Алхимик медленно опустился в кресло и с силой потере худые, морщинистые от времени руки. Холодно. Холодно Фаусту. Хотя и стоит на улице весна, а нем теплая мантия, подбитая лисьим мехом, и с мехом бобра шапочка на голове. Плохо греет кровь в его семьдесят шесть лет.
– У ящерицы, наверное, и то кровь теплее, чем моя, – грустно улыбнулся он. – А вот огонь желаний все еще не гаснет в душе. Как объяснить одно из необъяснимых чудес природы?
Ящерица! Вот оно что! Только он произнес это слово, как на память пришла саламандра – огненная ящерица, всесильный дух огня.

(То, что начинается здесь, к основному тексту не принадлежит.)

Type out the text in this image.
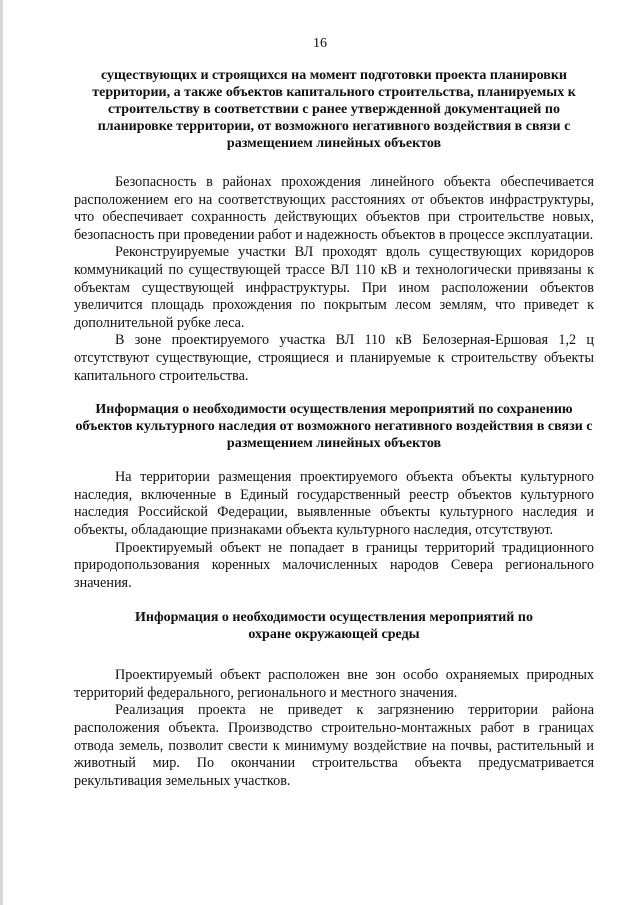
16

существующих и строящихся на момент подготовки проекта планировки территории, а также объектов капитального строительства, планируемых к строительству в соответствии с ранее утвержденной документацией по планировке территории, от возможного негативного воздействия в связи с размещением линейных объектов

Безопасность в районах прохождения линейного объекта обеспечивается расположением его на соответствующих расстояниях от объектов инфраструктуры, что обеспечивает сохранность действующих объектов при строительстве новых, безопасность при проведении работ и надежность объектов в процессе эксплуатации.

Реконструируемые участки ВЛ проходят вдоль существующих коридоров коммуникаций по существующей трассе ВЛ 110 кВ и технологически привязаны к объектам существующей инфраструктуры. При ином расположении объектов увеличится площадь прохождения по покрытым лесом землям, что приведет к дополнительной рубке леса.

В зоне проектируемого участка ВЛ 110 кВ Белозерная-Ершовая 1,2 ц отсутствуют существующие, строящиеся и планируемые к строительству объекты капитального строительства.

Информация о необходимости осуществления мероприятий по сохранению объектов культурного наследия от возможного негативного воздействия в связи с размещением линейных объектов

На территории размещения проектируемого объекта объекты культурного наследия, включенные в Единый государственный реестр объектов культурного наследия Российской Федерации, выявленные объекты культурного наследия и объекты, обладающие признаками объекта культурного наследия, отсутствуют.

Проектируемый объект не попадает в границы территорий традиционного природопользования коренных малочисленных народов Севера регионального значения.

Информация о необходимости осуществления мероприятий по охране окружающей среды

Проектируемый объект расположен вне зон особо охраняемых природных территорий федерального, регионального и местного значения.

Реализация проекта не приведет к загрязнению территории района расположения объекта. Производство строительно-монтажных работ в границах отвода земель, позволит свести к минимуму воздействие на почвы, растительный и животный мир. По окончании строительства объекта предусматривается рекультивация земельных участков.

Фауст развернулся к очагу, над ним висело на толстых цепях железное кольцо, в которое был вдет большой глиняный тигель, а под ним, внизу, лежала гора сухих поленьев.
Этот ритуал Фауст повторял каждый вечер: начертав в воздухе магический знак, он громко произнес заклинание, которое призывало дух огня. И вдруг дубовые поленья в очаге запылали сами. Пламя поднялось до самого верха каменной кладки, заискрились, тонко постреливая, дрова. Из ярком – красного пламени появилась и весело заплясала маленькая юркая саламандра. В комнате воцарилась мгновенно жара, таким теплом веяло от ящерицы. Саламандра навострила совсем крохотные ушки, словно приноравливаясь внимательно слушать, ее узкое личико выразило внимание.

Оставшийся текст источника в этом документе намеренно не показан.